"Yeryüzünün en güzel görünümünü seyretmek isterseniz, Çittor'daki Utku Kulesi'nin tepesine tırmanmanız gerekir. Oradan o değirmi balkondan bakıldığında, ufuk çepeçevre gözler önüne serilir. Balkona sarmal bir merdivenden çıkılır, ama o merdiveni tırmanmayı ancak söylenceye inanmayanlar göze alabilir. 
Masal bu ya, Utku Kulesi'nin merdivenlerinde en eski zamanlardan beri insan ruhunun en ince ayrıntılarına duyarlı, A Bao A Qu diye bilinen bir varlık yaşarmış. Bu varlık çoğu zaman merdivenlerin ilk basamağına uykuya yatarmış; ne ki, biri oraya yaklaşmaya görsün, A Bao A Qu'nun içinde gizli bir yaşam canlanıverir, bir yerlerinde deruni bir ışık ışıyıverirmiş. Ama A Bao A Qu ancak biri sarmal merdiveni tırmanmaya başladığı zaman kendine gelir, yılankavi basamakların dışına tutunarak ziyaretçinin ardına takılırmış. A Bao A Qu'nun rengi her basamakta biraz daha koyulaşır, şekli iyiden iyiye belirginleşir gövdesinden yayılan mavimtırak ışık biraz daha parlaklaşırmış. Ama son biçimine ancak en yukarıdaki basamakta, tırmanan kişiler Nirvana'ya ulaştığında bürünürmüş. Yoksa A Bao A Qu'nun son basamağa varmadan nefesi kesilir, gövdesi bütünlüğe erişmez, maviliği gittikçe solgunlaşır, ışığı gitgide titrekleşirmiş..."

Arjantinli ünlü yazar Jorge Luis Borges'in 'Düşsel Varlıklar Kitabı' adlı eserinde karşıma çıkan kısacık bir öyküden aktardığım bu bölüm daha bir çok derin anlam ifade ediyor olsa da, bana yakın geçmişimizi ve içinde bulunduğumuz şu zor ve acılarla dolu günleri anımsattı. Hemen her fırsatta söylenir ya 'dünyanın en güzel ülkesinde yaşıyoruz' diye, sahiden de öyle. İster mecazi anlamda olsun ister gerçek anlamda, Borges'in öyküde bahsettiği Utku Kulesi'ne çıkmak mümkün bu memlekette. Ama nedense yeryüzünün en güzel görünümünü seyretmek için o Utku Kule'lerine çıkan merdivenleri bir türlü aşamıyoruz.

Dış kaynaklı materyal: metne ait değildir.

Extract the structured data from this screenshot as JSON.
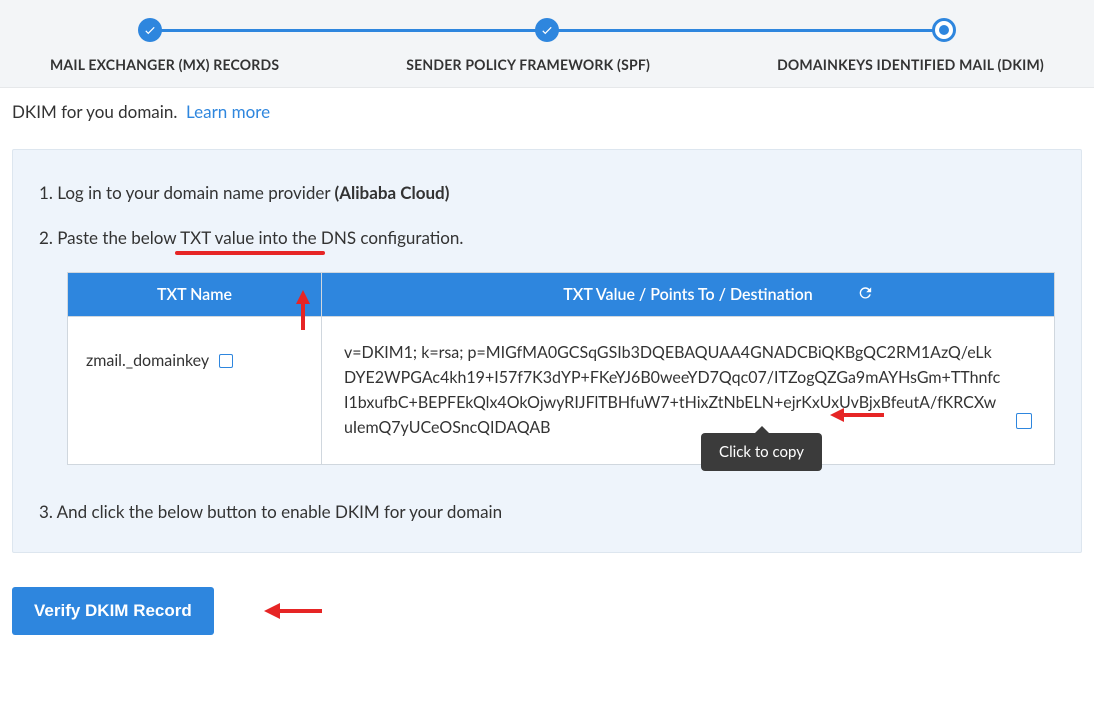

Yeryüzünün en güzel coğrafyasında, huzur içinde yaşamak varken acılarla, savaşlarla büyüyoruz, çocuklarımıza miras olarak içinde yaşanmaz bir dünya bırakmaya hazırlanıyoruz. Daha güzel günlere, barışa, birlikte yaşama olan inancımız zayıf olduğu için o merdivenlerin ilk basamağında oyalanıyoruz yıllardır. Üzerimize yapışıp kalan öğrenilmiş çaresizliği yenebilsek, korku denen o söylenceye inanmayı bırakabilsek merdivenin en son basamağında, o değirmi balkondan yeryüzünün en güzel görünümünü hep birlikte seyretmememiz için hiçbir neden yok. Bir aşabilsek kendimizi, korkularımızın gölgesinde büyümeyen, hep o ilk basamakta renksiz ve kimsesiz kalan A Bao A Qu, (ben birlikte yaşama iradesi diyorum, barış diyorum siz her ne derseniz deyin adına) büyüyüp, boy verecek bu topraklarda. Amasız konuşmaya başlamalıyız artık. Bu kadar acı ölüm yeter demeliyiz.

Ruhunuzun en ince ayrıntısına duyarlı olduğu için siz samimi içten bir adım attıkça bin renge bürünecek o barış, masmavi bir ışıkla saracak günleri. Unutmayın, aydınlık günlere çıkan o merdiveni tırmanmayı ancak söylenceye inanmayanlar göze alabilir. O söylenceler ki, size sürekli savaş öğütleyenlerin sözleri, birikmiş korkularınızdır.
Gün merdivenin ilk basamağında beklemek günü değil, gün yürümek günüdür daha güzel bir dünya için korkunun üstüne üstüne.